Recently Issued Accounting Pronouncements Pending Adoption
In June 2016, the FASB issued ASU 2016–13, Measurement of Credit Losses on Financial Instruments (“ASU 2016–13”), which changes the recognition model for the impairment of financial instruments, including accounts receivable, loans and held-to-maturity debt securities, among others. ASU 2016–13 is required to be adopted using the modified retrospective method by January 1, 2020, with early adoption permitted for fiscal periods beginning after December 15, 2018. In contrast to current guidance, which considers current information and events and utilizes a probable threshold, (an “incurred loss” model), ASU 2016–13 mandates an “expected loss” model. The expected loss model: (i) estimates the risk of loss even when risk is remote, (ii) estimates losses over the contractual life, (iii) considers past events, current conditions and reasonable supported forecasts and (iv) has no recognition threshold. ASU 2016–13 will have applicability to our accounts receivable portfolio, particularly those receivables attributable to our joint interest partners which have a higher credit risk than those associated with our traditional customer receivables. At this time, we do not anticipate that the adoption of ASU 2016–13 will have a significant impact on our Consolidated Financial Statements and related disclosures; however, we are continuing to evaluate the requirements and the period for which we will adopt the standard as well as monitoring developments regarding ASU 2016–13 that are unique to our industry.

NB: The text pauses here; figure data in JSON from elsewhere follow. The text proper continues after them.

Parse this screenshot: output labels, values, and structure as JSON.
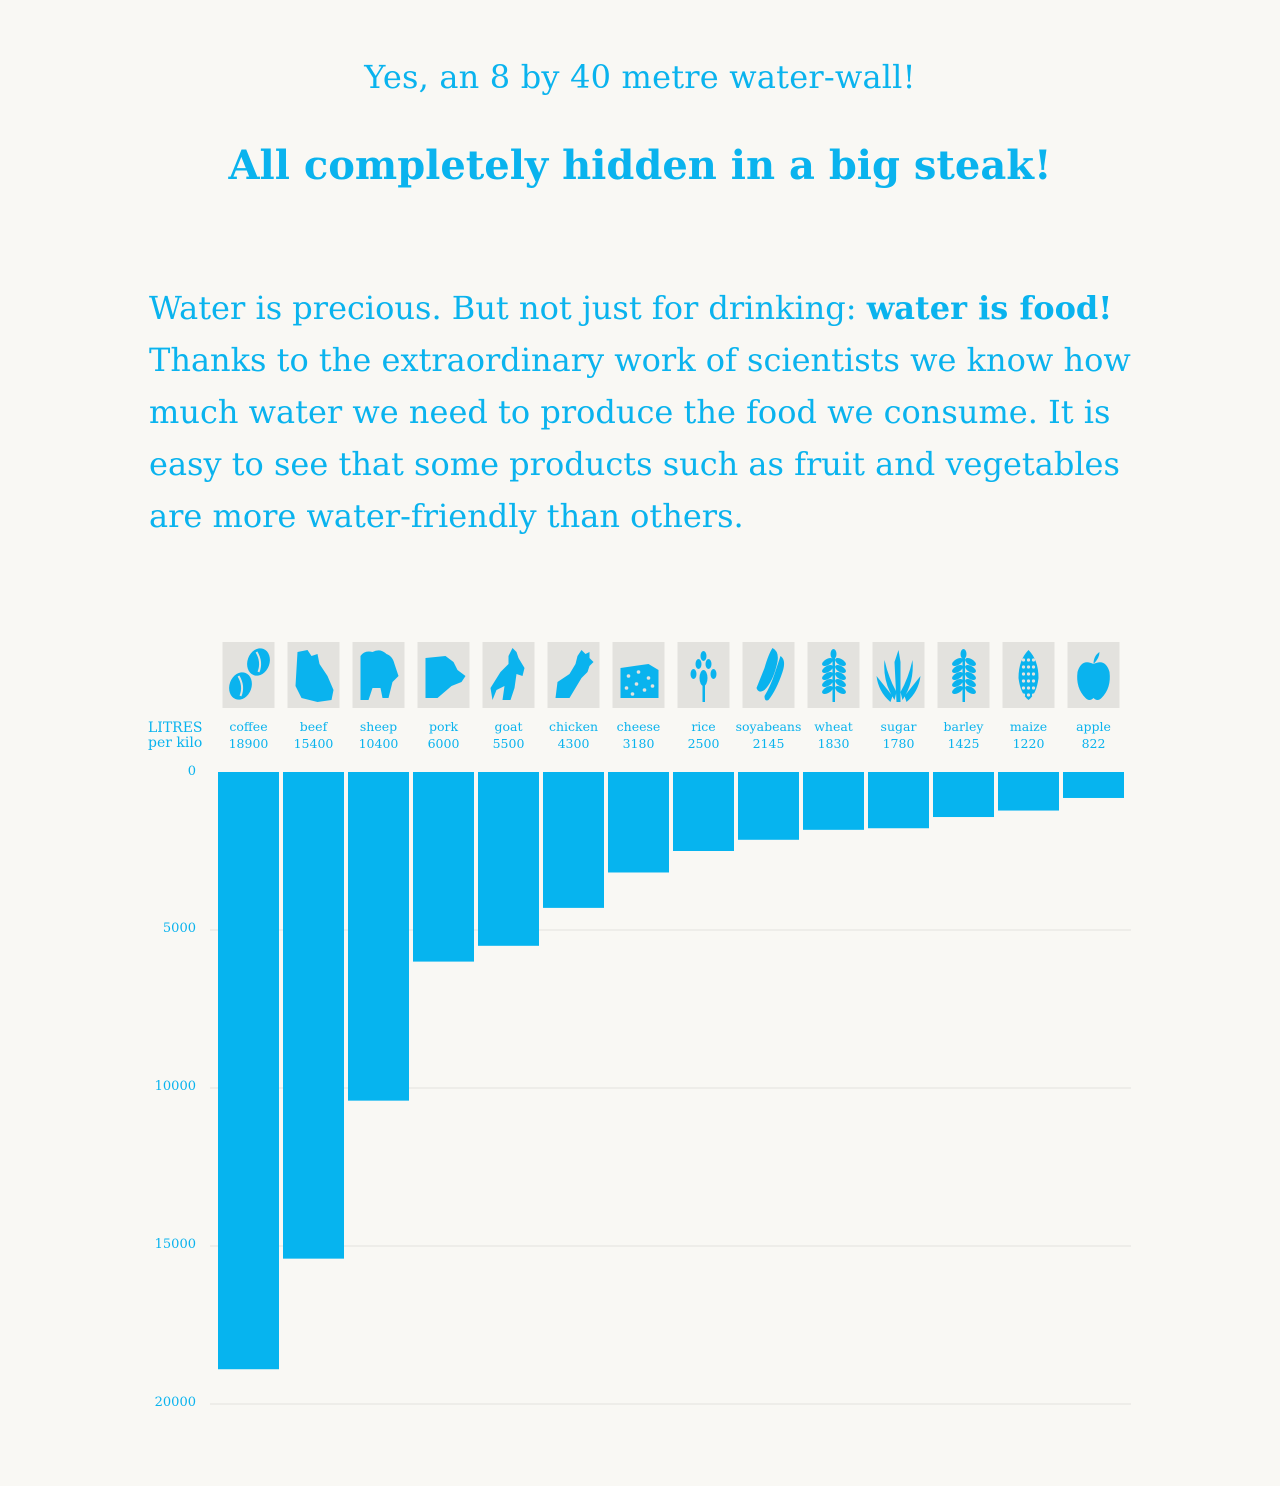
{
  "header": {
    "subtitle": "Yes, an 8 by 40 metre water-wall!",
    "headline": "All completely hidden in a big steak!"
  },
  "intro": {
    "lead": "Water is precious. But not just for drinking: ",
    "emphasis": "water is food!",
    "body": "Thanks to the extraordinary work of scientists we know how much water we need to produce the food we consume. It is easy to see that some products such as fruit and vegetables are more water-friendly than others."
  },
  "colors": {
    "accent": "#0ab3ee",
    "bar": "#06b4ef",
    "icon_tile": "#e3e2de",
    "background": "#f9f8f4"
  },
  "chart_data": {
    "type": "bar",
    "orientation": "vertical-downward",
    "ylabel_line1": "LITRES",
    "ylabel_line2": "per kilo",
    "ylim": [
      0,
      20000
    ],
    "yticks": [
      0,
      5000,
      10000,
      15000,
      20000
    ],
    "grid": true,
    "categories": [
      "coffee",
      "beef",
      "sheep",
      "pork",
      "goat",
      "chicken",
      "cheese",
      "rice",
      "soyabeans",
      "wheat",
      "sugar",
      "barley",
      "maize",
      "apple"
    ],
    "values": [
      18900,
      15400,
      10400,
      6000,
      5500,
      4300,
      3180,
      2500,
      2145,
      1830,
      1780,
      1425,
      1220,
      822
    ],
    "value_labels": [
      "18900",
      "15400",
      "10400",
      "6000",
      "5500",
      "4300",
      "3180",
      "2500",
      "2145",
      "1830",
      "1780",
      "1425",
      "1220",
      "822"
    ],
    "icons": [
      "coffee-beans-icon",
      "beef-icon",
      "sheep-icon",
      "pork-icon",
      "goat-icon",
      "chicken-icon",
      "cheese-icon",
      "rice-icon",
      "soyabeans-icon",
      "wheat-icon",
      "sugar-cane-icon",
      "barley-icon",
      "maize-icon",
      "apple-icon"
    ]
  }
}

In February 2016, the FASB issued ASU 2016–02, Leases (“ASU 2016–02”), which will require organizations that lease assets to recognize on the balance sheet the assets and liabilities for the rights and obligations created by those leases with terms of more than twelve months. Consistent with current GAAP, the recognition, measurement, and presentation of expenses and cash flows arising from a lease by a lessee primarily will depend on its classification as a finance or operating lease. ASU 2016–02 also will require disclosures regarding the amount, timing, and uncertainty of cash flows arising from leases. The effective date of ASU 2016–02 is January 1, 2019, with early adoption permitted. We believe that ASU 2016–02 will likely be applicable to our oil and natural gas gathering commitment arrangements as described in Note 13, our existing leases for office facilities and certain office equipment, land easements and similar arrangements for rights-of-way and potentially to certain drilling rig and completion contracts with terms in excess of twelve months to the extent we may have such contracts in the future. Our oil and natural gas gathering arrangements are fairly complex and involve multiple elements that could be construed as leases. Accordingly, we are continuing to evaluate the effect that ASU 2016–02 will have on our Consolidated Financial Statements and related disclosures as well as the period for which we will adopt the standard, however, at this time, we believe that we will likely adopt ASU 2016–02 on the effective date in 2019. We are also continuing to monitor developments regarding ASU 2016–02 that are unique to our industry.
Going Concern Presumption
Our unaudited Condensed Consolidated Financial Statements have been prepared on a going concern basis, which contemplates the realization of assets and the satisfaction of liabilities and other commitments in the normal course of business.
Subsequent Events
Management has evaluated all of our activities through the issuance date of our Condensed Consolidated Financial Statements and has concluded that no subsequent events have occurred that would require recognition in our Condensed Consolidated Financial Statements or disclosure in the Notes thereto.